Red Hat's CTO keeps an 'open' mind on AI

  • Red Hat is sticking to its open ethos despite operating in a world full of proprietary AI tech
  • CTO Chris Wright acknowledged that an open approach comes with challenges, but said AI can help ease the burden on contributors
  • AI also means that the cloud vs. on-prem question now has a workload-specific answer, he said

In a world where it feels like AI is changing everything, there’s one thing the technology hasn’t shifted: Red Hat’s belief in an open approach. If anything, AI seems to have strengthened its conviction.

“Red Hat has always and will continue to ‘default to open,’” Red Hat CTO and SVP of Global Engineering Chris Wright told Fierce.

Though a commitment to open source is exactly what you’d expect to hear from Red Hat, this doubling down is notable in an era where the largest companies and early leaders like AWS and Google have leaned into proprietary products to cash in on AI. Even Meta, which had initially open sourced its Llama family of models, is now apparently pivoting away from an open approach to focus on proprietary tech.

For his part, Wright thinks a proprietary approach is the wrong move in the long term. And, it seems, he’s not alone.

“Proprietary AI models may have taken an early lead, but open ecosystems are taking over, especially in the software that supports these models,” he said.

Indeed, AI giant Anthropic open sourced its model context (MCP) last year and just last week donated it to The Linux Foundation to make it the official open standard for agentic AI. Meanwhile, OpenAI donated AGENTS.md, an open format for providing agents with task instructions and context, while Block donated goose, an on-machine AI agent.

These trio of contributions became the basis for the newly formed Agentic AI Foundation.

AI balancing act

Wright argued that the collaboration and transparency that comes with an open approach is the best way to “concerns constructively and ensure the responsible use of AI technologies.” But he did acknowledge that an open approach does come with its own set of challenges.

“As a project grows, the expectations on project leaders, from faster releases to quicker security updates and secure supply chains, can lead to maintainer burnout. This can be magnified by AI generated code contributions of varying quality and high volume,” he explained.

Wright said Red Hat is focused on supporting projects that use AI both for code creation but also review, test creation and documentation. Or put another way, it wants to use AI, “grounded in solid engineering principles, as an accelerator and force multiplier for maintainers, rather than ignoring these concerns or treating AI as a replacement for human work.”

Data dominance

For years, Wright said, Red Hat has focused on infrastructure enablement. Now, though, its attention is turning toward the data layer. This shift is also apparent in recent acquisition moves made by Red Hat’s parent company IBM, most notably its purchase of open source data platform provider Confluent earlier this month.
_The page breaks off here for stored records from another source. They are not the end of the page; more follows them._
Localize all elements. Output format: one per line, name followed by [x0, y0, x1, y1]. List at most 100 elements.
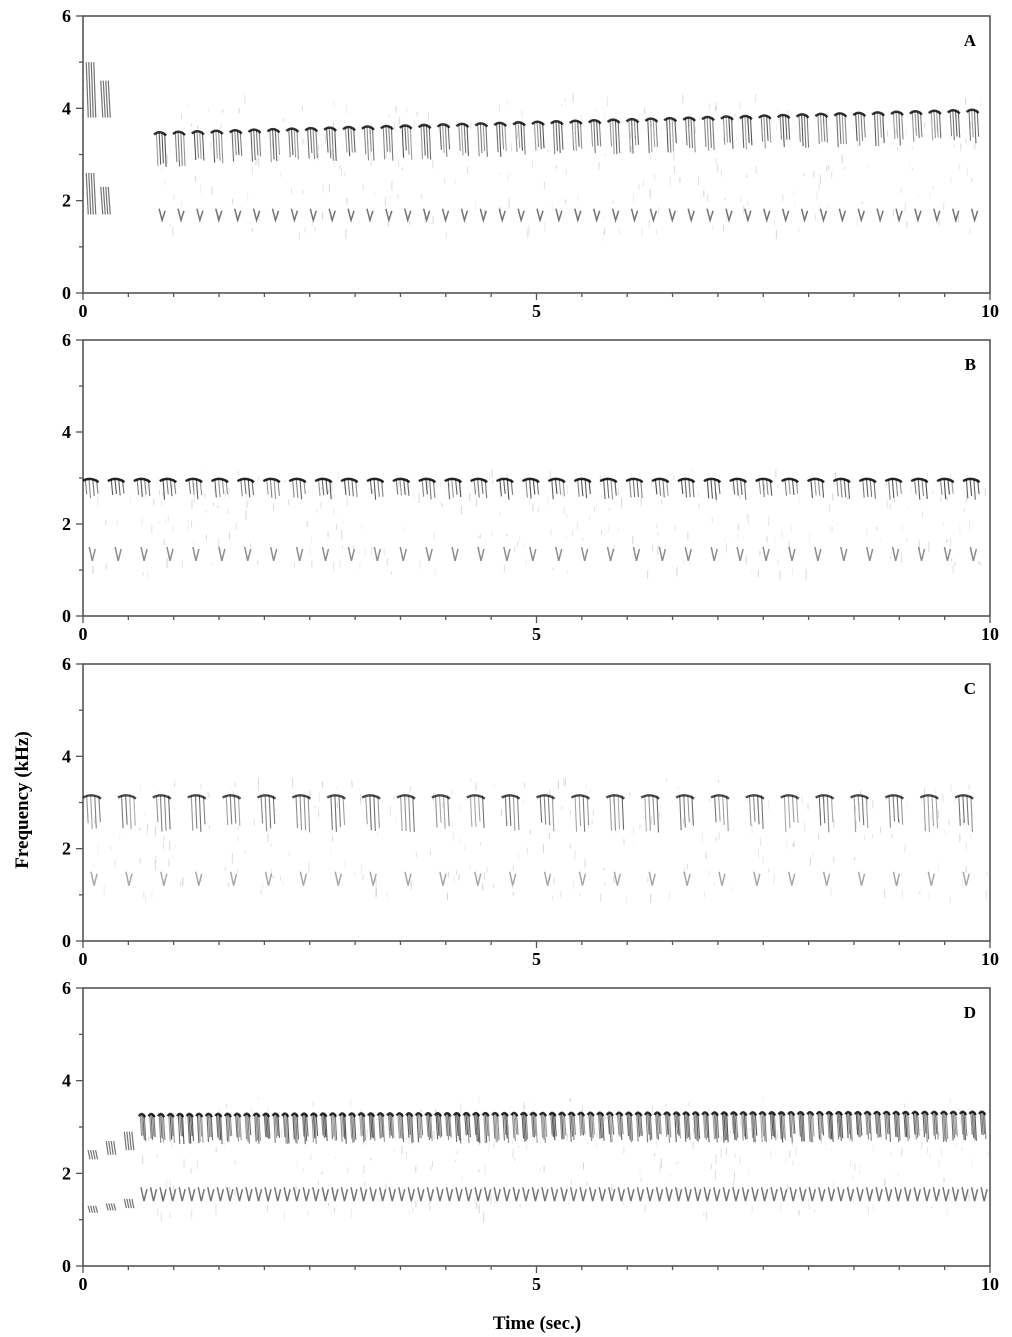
- trill-syllable-d-52: [634, 1111, 643, 1142]
- harmonic-mark-c-14: [578, 871, 587, 886]
- harmonic-mark-d-78: [884, 1187, 893, 1202]
- harmonic-mark-d-80: [904, 1187, 912, 1202]
- harmonic-mark-b-20: [606, 546, 615, 561]
- harmonic-mark-d-7: [207, 1187, 215, 1202]
- harmonic-mark-b-29: [840, 546, 848, 561]
- harmonic-mark-a-2: [196, 208, 204, 224]
- x-tick-label-d-10: 10: [981, 1274, 999, 1294]
- trill-syllable-a-27: [663, 116, 678, 153]
- trill-syllable-d-22: [347, 1112, 357, 1143]
- trill-syllable-d-67: [777, 1111, 786, 1143]
- trill-syllable-c-24: [919, 794, 939, 833]
- harmonic-mark-a-9: [328, 208, 336, 224]
- trill-syllable-c-5: [256, 794, 277, 832]
- trill-syllable-d-83: [930, 1110, 939, 1140]
- intro-note-a-0: [85, 62, 97, 118]
- harmonic-mark-d-35: [474, 1187, 482, 1202]
- trill-syllable-a-25: [625, 117, 640, 154]
- harmonic-mark-c-10: [439, 871, 447, 886]
- y-tick-label-a-4: 4: [62, 98, 71, 118]
- trill-syllable-a-13: [398, 124, 413, 160]
- harmonic-mark-a-26: [649, 208, 658, 224]
- y-tick-label-b-4: 4: [62, 422, 71, 442]
- harmonic-mark-a-20: [536, 208, 544, 224]
- harmonic-mark-a-16: [460, 208, 469, 224]
- harmonic-mark-d-46: [579, 1187, 587, 1202]
- trill-syllable-b-16: [495, 477, 514, 500]
- intro-note-a-2: [85, 172, 97, 215]
- harmonic-mark-c-7: [334, 871, 342, 886]
- trill-syllable-d-71: [815, 1110, 825, 1141]
- harmonic-mark-c-1: [125, 871, 133, 886]
- trill-syllable-b-17: [521, 477, 540, 499]
- trill-syllable-d-39: [510, 1111, 519, 1142]
- harmonic-mark-d-1: [149, 1187, 158, 1202]
- harmonic-mark-d-14: [273, 1187, 282, 1202]
- harmonic-mark-d-68: [789, 1187, 797, 1202]
- trill-syllable-b-26: [755, 477, 774, 498]
- harmonic-mark-d-82: [923, 1187, 931, 1202]
- harmonic-mark-a-28: [687, 208, 695, 224]
- y-tick-label-a-0: 0: [62, 283, 71, 303]
- trill-syllable-b-32: [910, 477, 929, 500]
- trill-syllable-d-54: [653, 1111, 662, 1141]
- trill-syllable-d-45: [567, 1111, 576, 1142]
- harmonic-mark-d-75: [856, 1187, 864, 1202]
- harmonic-mark-d-18: [312, 1187, 320, 1202]
- trill-syllable-d-65: [758, 1111, 767, 1143]
- trill-syllable-a-34: [795, 113, 810, 149]
- trill-syllable-d-1: [147, 1112, 156, 1140]
- harmonic-mark-d-36: [483, 1187, 492, 1202]
- harmonic-mark-c-19: [753, 871, 761, 886]
- y-tick-label-d-2: 2: [62, 1163, 71, 1183]
- harmonic-mark-b-5: [218, 546, 226, 561]
- trill-syllable-c-1: [117, 794, 137, 830]
- trill-syllable-d-46: [577, 1111, 586, 1137]
- intro-note-d-2: [123, 1131, 135, 1151]
- harmonic-mark-d-4: [178, 1187, 186, 1202]
- intro-note-d-5: [123, 1198, 135, 1209]
- trill-syllable-a-14: [417, 123, 432, 160]
- trill-syllable-b-5: [210, 477, 229, 498]
- harmonic-mark-d-45: [569, 1187, 578, 1202]
- trill-syllable-a-19: [512, 121, 527, 155]
- trill-syllable-d-27: [395, 1112, 405, 1143]
- trill-syllable-b-23: [677, 477, 696, 498]
- trill-syllable-d-56: [672, 1111, 681, 1143]
- harmonic-mark-b-11: [373, 546, 382, 561]
- harmonic-mark-a-33: [781, 208, 790, 224]
- trill-syllable-b-27: [781, 477, 799, 496]
- intro-note-d-3: [87, 1205, 99, 1213]
- harmonic-mark-c-21: [822, 871, 831, 886]
- harmonic-mark-b-25: [736, 546, 744, 561]
- x-tick-label-b-0: 0: [79, 624, 88, 644]
- trill-syllable-b-12: [392, 477, 411, 496]
- harmonic-mark-d-47: [588, 1187, 597, 1202]
- trill-syllable-d-86: [958, 1110, 968, 1141]
- harmonic-mark-d-57: [684, 1187, 692, 1202]
- harmonic-mark-d-69: [798, 1187, 807, 1202]
- trill-syllable-d-19: [319, 1112, 328, 1142]
- harmonic-mark-d-87: [970, 1187, 979, 1202]
- harmonic-mark-d-53: [646, 1187, 654, 1202]
- harmonic-mark-d-5: [187, 1187, 196, 1202]
- trill-syllable-a-12: [380, 124, 394, 161]
- trill-syllable-b-0: [83, 477, 100, 499]
- harmonic-mark-c-8: [369, 871, 377, 886]
- trill-syllable-c-17: [675, 794, 695, 831]
- harmonic-mark-c-18: [718, 871, 726, 886]
- harmonic-mark-a-27: [668, 208, 676, 224]
- trill-syllable-d-87: [968, 1110, 977, 1141]
- trill-syllable-d-48: [596, 1111, 605, 1141]
- harmonic-mark-d-59: [703, 1187, 711, 1202]
- harmonic-mark-b-23: [684, 546, 693, 561]
- harmonic-mark-d-72: [827, 1187, 836, 1202]
- x-tick-label-c-5: 5: [532, 949, 541, 969]
- trill-syllable-a-11: [361, 125, 375, 161]
- trill-syllable-c-9: [396, 794, 416, 832]
- harmonic-mark-d-17: [302, 1187, 310, 1202]
- harmonic-mark-a-23: [592, 208, 601, 224]
- trill-syllable-b-2: [133, 477, 152, 497]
“It’s not just about how to run the software; it’s about feeding, managing and securing the data that makes the AI intelligent,” he explained. “We provide a complete AI platform that can orchestrate the entire data flow, allowing you to align smaller and optimized AI models with your data, wherever it lives.”

For the record, the question of where data lives and where workloads run is thornier than you might think.

After years of a blanket push to migrate to the cloud followed by a brief wave of repatriation efforts, “AI has made the decision of where to run a workload a highly strategic, workload-specific calculation,” Wright said.

“AI hasn't picked a side; it has simply amplified the constraints and advantages of each environment, cementing the hybrid cloud as the ultimate architectural default,” he added.

That’s very good news for Red Hat, which has made hybrid cloud enablement its bread and butter.